If she walked west, it was into the unknown. It could be thirty miles until she saw another soul. She could hit the ocean and the coastal roads and still be hours from people. Could she survive walking all night in the freezing rain? Well, she had a protein bar and a road flare. She could do anything.

Maybe it wasn’t the smartest decision, but the unknown was still better than seeing Ronald Carter’s beady eyes again.

Rose tightened her jacket around her and huddled under her umbrella. With one hand she gripped the tiny flashlight and trudged off down the muddy road west. She kept to the edge of the road, not because she was afraid of passing traffic—because there wasn’t any—but because the roots of the trees provided a firm footing, even if they almost seemed to grab at her feet. She had to be careful. Walking in the mud would suck her shoes right off and chill her to the bone, but walking on the twisty uneven roots could lead to a broken ankle. There was no good path.

The rain pounded harder as she made her way, winding along the mountain roads, desperate for some light in the darkness. Before each new curve opened before her, she closed her eyes a moment and hoped for a luxurious vacation home full of tourists swigging white wine and watching the hungry storm from the safety of a roofed jacuzzi.

Poppy Valley was full of little tourist rentals and every single one seemed to come with a white wine fridge and a roofed jacuzzi. It was probably a town law. Probably Ronald Carter had written it himself, alongside the law that said every city employee was a plaything for him to abuse.

But the land she was in now, somewhere south of Bearfield and north of the Russian River basin hadn’t been colonized by tourists yet. It was undeveloped and unclaimed and virginal.

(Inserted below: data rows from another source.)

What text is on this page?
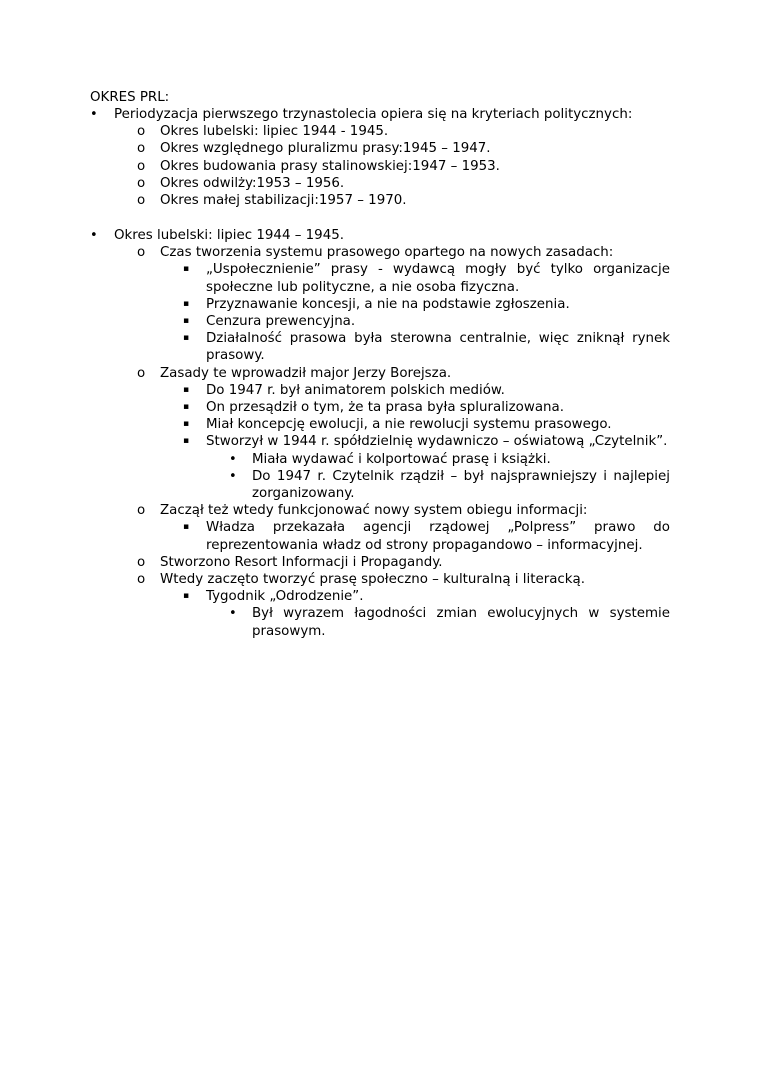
OKRES PRL:
• Periodyzacja pierwszego trzynastolecia opiera się na kryteriach politycznych:
o Okres lubelski: lipiec 1944 - 1945.
o Okres względnego pluralizmu prasy:1945 – 1947.
o Okres budowania prasy stalinowskiej:1947 – 1953.
o Okres odwilży:1953 – 1956.
o Okres małej stabilizacji:1957 – 1970.
• Okres lubelski: lipiec 1944 – 1945.
o Czas tworzenia systemu prasowego opartego na nowych zasadach:
▪ „Uspołecznienie” prasy - wydawcą mogły być tylko organizacje społeczne lub polityczne, a nie osoba fizyczna.
▪ Przyznawanie koncesji, a nie na podstawie zgłoszenia.
▪ Cenzura prewencyjna.
▪ Działalność prasowa była sterowna centralnie, więc zniknął rynek prasowy.
o Zasady te wprowadził major Jerzy Borejsza.
▪ Do 1947 r. był animatorem polskich mediów.
▪ On przesądził o tym, że ta prasa była spluralizowana.
▪ Miał koncepcję ewolucji, a nie rewolucji systemu prasowego.
▪ Stworzył w 1944 r. spółdzielnię wydawniczo – oświatową „Czytelnik”.
• Miała wydawać i kolportować prasę i książki.
• Do 1947 r. Czytelnik rządził – był najsprawniejszy i najlepiej zorganizowany.
o Zaczął też wtedy funkcjonować nowy system obiegu informacji:
▪ Władza przekazała agencji rządowej „Polpress” prawo do reprezentowania władz od strony propagandowo – informacyjnej.
o Stworzono Resort Informacji i Propagandy.
o Wtedy zaczęto tworzyć prasę społeczno – kulturalną i literacką.
▪ Tygodnik „Odrodzenie”.
• Był wyrazem łagodności zmian ewolucyjnych w systemie prasowym.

The moon was swallowed up by the storm and the low rumble of thunder made Rose’s belly clench.

“This would be a very stupid way to die,” she said. But the trees didn’t say anything back.

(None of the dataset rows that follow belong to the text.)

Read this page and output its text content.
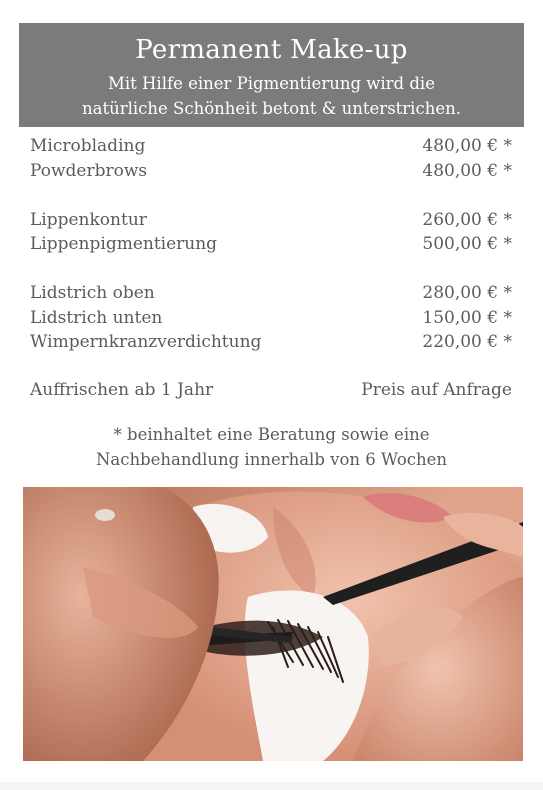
Permanent Make-up
Mit Hilfe einer Pigmentierung wird die
natürliche Schönheit betont & unterstrichen.
Microblading	480,00 € *
Powderbrows	480,00 € *
Lippenkontur	260,00 € *
Lippenpigmentierung	500,00 € *
Lidstrich oben	280,00 € *
Lidstrich unten	150,00 € *
Wimpernkranzverdichtung	220,00 € *
Auffrischen ab 1 Jahr	Preis auf Anfrage
* beinhaltet eine Beratung sowie eine
Nachbehandlung innerhalb von 6 Wochen
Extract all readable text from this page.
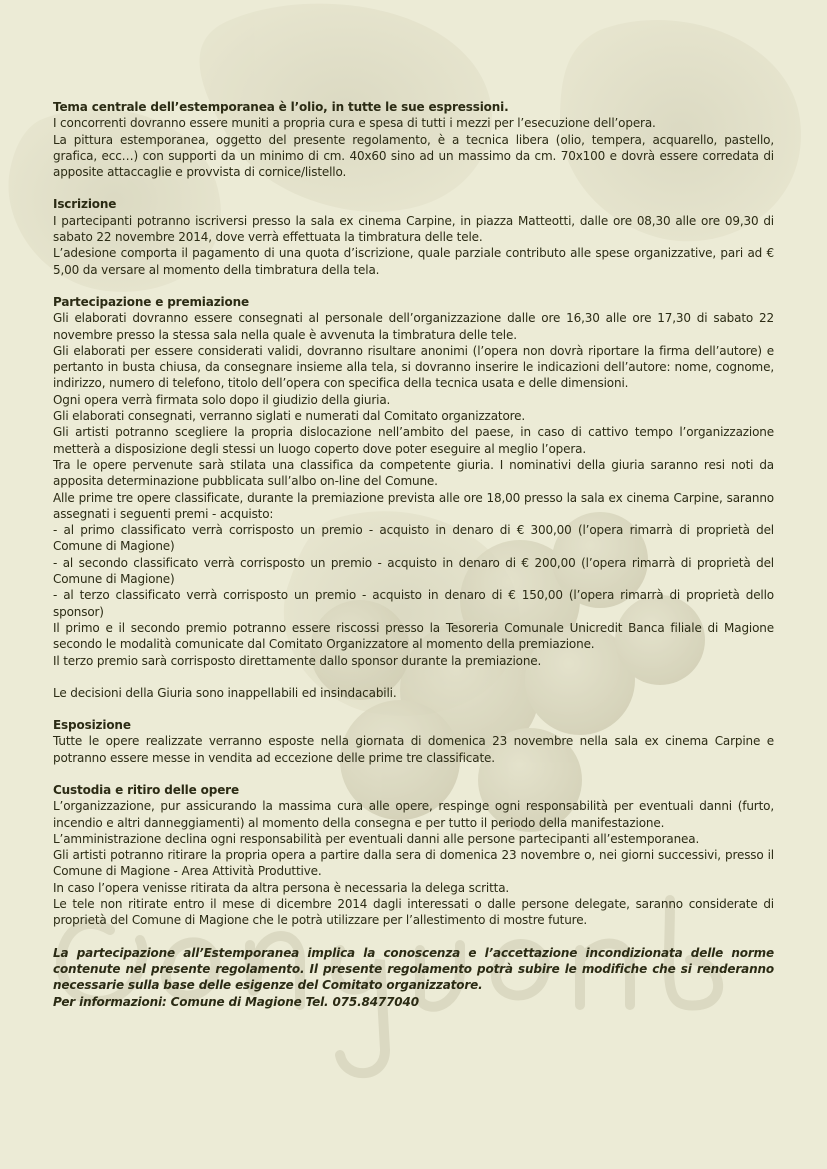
Tema centrale dell’estemporanea è l’olio, in tutte le sue espressioni.
I concorrenti dovranno essere muniti a propria cura e spesa di tutti i mezzi per l’esecuzione dell’opera.
La pittura estemporanea, oggetto del presente regolamento, è a tecnica libera (olio, tempera, acquarello, pastello, grafica, ecc…) con supporti da un minimo di cm. 40x60 sino ad un massimo da cm. 70x100 e dovrà essere corredata di apposite attaccaglie e provvista di cornice/listello.
Iscrizione
I partecipanti potranno iscriversi presso la sala ex cinema Carpine, in piazza Matteotti, dalle ore 08,30 alle ore 09,30 di sabato 22 novembre 2014, dove verrà effettuata la timbratura delle tele.
L’adesione comporta il pagamento di una quota d’iscrizione, quale parziale contributo alle spese organizzative, pari ad € 5,00 da versare al momento della timbratura della tela.
Partecipazione e premiazione
Gli elaborati dovranno essere consegnati al personale dell’organizzazione dalle ore 16,30 alle ore 17,30 di sabato 22 novembre presso la stessa sala nella quale è avvenuta la timbratura delle tele.
Gli elaborati per essere considerati validi, dovranno risultare anonimi (l’opera non dovrà riportare la firma dell’autore) e pertanto in busta chiusa, da consegnare insieme alla tela, si dovranno inserire le indicazioni dell’autore: nome, cognome, indirizzo, numero di telefono, titolo dell’opera con specifica della tecnica usata e delle dimensioni.
Ogni opera verrà firmata solo dopo il giudizio della giuria.
Gli elaborati consegnati, verranno siglati e numerati dal Comitato organizzatore.
Gli artisti potranno scegliere la propria dislocazione nell’ambito del paese, in caso di cattivo tempo l’organizzazione metterà a disposizione degli stessi un luogo coperto dove poter eseguire al meglio l’opera.
Tra le opere pervenute sarà stilata una classifica da competente giuria. I nominativi della giuria saranno resi noti da apposita determinazione pubblicata sull’albo on-line del Comune.
Alle prime tre opere classificate, durante la premiazione prevista alle ore 18,00 presso la sala ex cinema Carpine, saranno assegnati i seguenti premi - acquisto:
- al primo classificato verrà corrisposto un premio - acquisto in denaro di € 300,00 (l’opera rimarrà di proprietà del Comune di Magione)
- al secondo classificato verrà corrisposto un premio - acquisto in denaro di € 200,00 (l’opera rimarrà di proprietà del Comune di Magione)
- al terzo classificato verrà corrisposto un premio - acquisto in denaro di € 150,00 (l’opera rimarrà di proprietà dello sponsor)
Il primo e il secondo premio potranno essere riscossi presso la Tesoreria Comunale Unicredit Banca filiale di Magione secondo le modalità comunicate dal Comitato Organizzatore al momento della premiazione.
Il terzo premio sarà corrisposto direttamente dallo sponsor durante la premiazione.
Le decisioni della Giuria sono inappellabili ed insindacabili.
Esposizione
Tutte le opere realizzate verranno esposte nella giornata di domenica 23 novembre nella sala ex cinema Carpine e potranno essere messe in vendita ad eccezione delle prime tre classificate.
Custodia e ritiro delle opere
L’organizzazione, pur assicurando la massima cura alle opere, respinge ogni responsabilità per eventuali danni (furto, incendio e altri danneggiamenti) al momento della consegna e per tutto il periodo della manifestazione.
L’amministrazione declina ogni responsabilità per eventuali danni alle persone partecipanti all’estemporanea.
Gli artisti potranno ritirare la propria opera a partire dalla sera di domenica 23 novembre o, nei giorni successivi, presso il Comune di Magione - Area Attività Produttive.
In caso l’opera venisse ritirata da altra persona è necessaria la delega scritta.
Le tele non ritirate entro il mese di dicembre 2014 dagli interessati o dalle persone delegate, saranno considerate di proprietà del Comune di Magione che le potrà utilizzare per l’allestimento di mostre future.
La partecipazione all’Estemporanea implica la conoscenza e l’accettazione incondizionata delle norme contenute nel presente regolamento. Il presente regolamento potrà subire le modifiche che si renderanno necessarie sulla base delle esigenze del Comitato organizzatore.
Per informazioni: Comune di Magione Tel. 075.8477040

She’d been walking for hours, with the rain soaking into her pants and socks and shoes, when she came upon a path leading away from the road, deeper into the forest. She almost tripped when she saw it. There was a mailbox on a post. It was rusted and crumpled in on itself. But it was a sign that a home was near. Shelter was near. The path was a driveway, dipping down the mountain rather steeply and vanishing into the space between trees.

Rose had a choice—she could stay on the road and see what else lay ahead and maybe run across a park ranger or an emergency phone if she was lucky. Or she could walk down the abandoned driveway and find whatever shelter she could until the storm stopped. It would give Ronald a chance to catch up with her, but if she kept trudging along in the wet darkness she’d catch her death of a cold. It wasn’t much of a choice at all.